Malwarebytes researchers spotted a large malvertising campaign delivering the RIG exploit kit on popular sites, including answers(dot)com, and using a few tricks from its rival, Neutrino.
Over the last few weeks, RIG has been spotted dropping CrypMIC, a ransomware that Neutrino first served in July and researchers warn some users that visited sites serving the malicious ads may have been infected without clicking anything and may not know it, according to a Sept. 27 blog post.
Earlier this year, RIG changed the way that it drops its malware payload, rather than using the iexplore.exe process, researchers noted instances where wscript.exe was the parent process of the dropped binary.
“The way Neutrino EK is distributing its payload is slightly better as it can evade certain proxies,” Malwarebytes Lead Malware Intelligence Analyst Jérôme Segura told SCMagazine.com via email comments. "RIG probably wanted to add this feature as well to keep up with its rival.”

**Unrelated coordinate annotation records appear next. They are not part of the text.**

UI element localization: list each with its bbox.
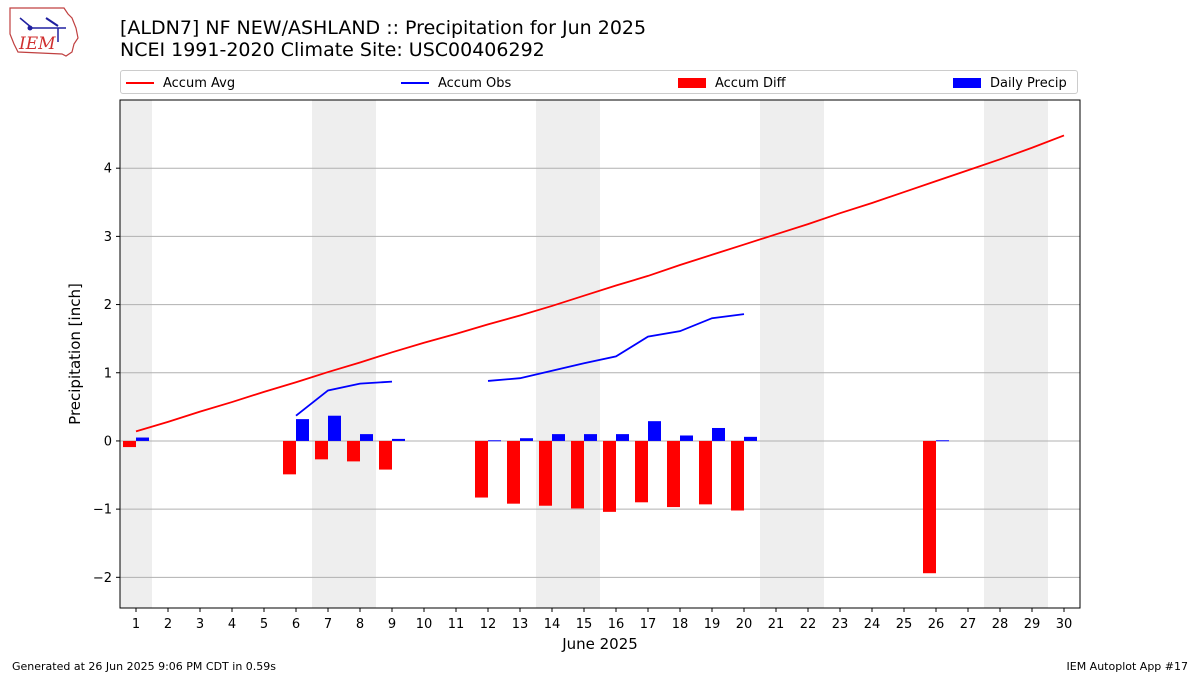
legend-label-accum-avg: Accum Avg xyxy=(163,75,236,91)
bar-accum-diff xyxy=(635,440,648,503)
chart-title: [ALDN7] NF NEW/ASHLAND :: Precipitation … xyxy=(120,17,647,39)
legend-item-daily-precip: Daily Precip xyxy=(953,74,1067,92)
x-tick-label: 8 xyxy=(356,617,364,632)
bar-accum-diff xyxy=(571,440,584,509)
x-tick-label: 7 xyxy=(324,617,332,632)
x-tick-label: 12 xyxy=(480,617,497,632)
bar-accum-diff xyxy=(699,440,712,505)
bar-daily-precip xyxy=(584,434,597,441)
legend-item-accum-obs: Accum Obs xyxy=(401,74,511,92)
bar-daily-precip xyxy=(680,435,693,441)
x-tick-label: 24 xyxy=(864,617,881,632)
x-tick-label: 5 xyxy=(260,617,268,632)
line-accum-avg xyxy=(135,134,1065,433)
legend-item-accum-avg: Accum Avg xyxy=(126,74,235,92)
bar-accum-diff xyxy=(667,440,680,508)
bar-daily-precip xyxy=(648,421,661,441)
y-tick-label: 4 xyxy=(104,162,112,177)
bar-accum-diff xyxy=(315,440,328,460)
chart-subtitle: NCEI 1991-2020 Climate Site: USC00406292 xyxy=(120,39,545,61)
x-tick-label: 26 xyxy=(928,617,945,632)
bar-daily-precip xyxy=(936,440,949,442)
x-tick-label: 21 xyxy=(768,617,785,632)
x-tick-label: 30 xyxy=(1056,617,1073,632)
x-tick-label: 27 xyxy=(960,617,977,632)
bar-daily-precip xyxy=(488,440,501,442)
x-axis-label: June 2025 xyxy=(561,635,638,653)
bar-daily-precip xyxy=(520,438,533,441)
x-tick-label: 4 xyxy=(228,617,236,632)
plot-frame xyxy=(119,99,1081,609)
x-tick-label: 3 xyxy=(196,617,204,632)
bar-daily-precip xyxy=(328,415,341,441)
weekend-band-1 xyxy=(312,100,376,608)
y-tick-label: 3 xyxy=(104,230,112,245)
x-tick-label: 29 xyxy=(1024,617,1041,632)
legend-item-accum-diff: Accum Diff xyxy=(678,74,786,92)
x-tick-label: 2 xyxy=(164,617,172,632)
x-tick-label: 20 xyxy=(736,617,753,632)
bar-daily-precip xyxy=(744,436,757,441)
bar-accum-diff xyxy=(475,440,488,498)
x-tick-label: 13 xyxy=(512,617,529,632)
x-tick-label: 25 xyxy=(896,617,913,632)
x-tick-label: 16 xyxy=(608,617,625,632)
legend-label-accum-diff: Accum Diff xyxy=(715,75,786,91)
iem-logo: IEM xyxy=(9,7,79,57)
bar-daily-precip xyxy=(392,438,405,441)
legend-swatch-accum-avg xyxy=(126,82,154,84)
footer-generated: Generated at 26 Jun 2025 9:06 PM CDT in … xyxy=(12,660,277,673)
x-tick-label: 11 xyxy=(448,617,465,632)
legend: Accum Avg Accum Obs Accum Diff Daily Pre… xyxy=(120,70,1078,94)
legend-label-accum-obs: Accum Obs xyxy=(438,75,512,91)
bar-daily-precip xyxy=(616,434,629,441)
weekend-band-2 xyxy=(536,100,600,608)
x-tick-label: 17 xyxy=(640,617,657,632)
bar-daily-precip xyxy=(712,427,725,441)
line-accum-obs xyxy=(295,380,393,417)
y-tick-label: 0 xyxy=(104,434,112,449)
x-tick-label: 19 xyxy=(704,617,721,632)
bar-accum-diff xyxy=(379,440,392,470)
line-accum-obs xyxy=(487,313,745,382)
y-tick-label: −2 xyxy=(93,571,112,586)
legend-label-daily-precip: Daily Precip xyxy=(990,75,1067,91)
bar-accum-diff xyxy=(539,440,552,506)
x-tick-label: 9 xyxy=(388,617,396,632)
y-tick-label: −1 xyxy=(93,503,112,518)
weekend-band-0 xyxy=(120,100,152,608)
x-tick-label: 15 xyxy=(576,617,593,632)
weekend-band-3 xyxy=(760,100,824,608)
y-tick-label: 1 xyxy=(104,366,112,381)
legend-swatch-accum-obs xyxy=(401,82,429,84)
x-tick-label: 1 xyxy=(132,617,140,632)
bar-accum-diff xyxy=(731,440,744,511)
logo-text: IEM xyxy=(18,34,56,54)
bar-accum-diff xyxy=(283,440,296,475)
x-tick-label: 28 xyxy=(992,617,1009,632)
bar-daily-precip xyxy=(360,434,373,441)
x-tick-label: 6 xyxy=(292,617,300,632)
bar-accum-diff xyxy=(603,440,616,512)
bar-daily-precip xyxy=(552,434,565,441)
bar-daily-precip xyxy=(296,419,309,441)
legend-swatch-accum-diff xyxy=(678,78,706,88)
weekend-band-4 xyxy=(984,100,1048,608)
x-tick-label: 18 xyxy=(672,617,689,632)
footer-app: IEM Autoplot App #17 xyxy=(1066,660,1189,673)
bar-accum-diff xyxy=(347,440,360,462)
x-tick-label: 10 xyxy=(416,617,433,632)
bar-accum-diff xyxy=(507,440,520,504)
legend-swatch-daily-precip xyxy=(953,78,981,88)
y-tick-label: 2 xyxy=(104,298,112,313)
bar-daily-precip xyxy=(136,437,149,441)
bar-accum-diff xyxy=(923,440,936,574)
x-tick-label: 23 xyxy=(832,617,849,632)
bar-accum-diff xyxy=(123,440,136,448)
y-axis-label: Precipitation [inch] xyxy=(66,283,84,425)
x-tick-label: 14 xyxy=(544,617,561,632)
x-tick-label: 22 xyxy=(800,617,817,632)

He said it may seem like a minor difference but the attack method has been a Neutrino trademark for a long time. The fall of the Angler EK has left room for other exploit kits and the quality of the relationship between exploit kit operators, and malware distributors may have contributed to the growing popularity of RIG, Segura said.
Segura said evidence of RIG's success over Neutrino can be seen in its use in various malware campaigns. Users are advised to ensure that all of their systems are patched and to run an additional layer of protection such as exploit mitigation software to prevent infection.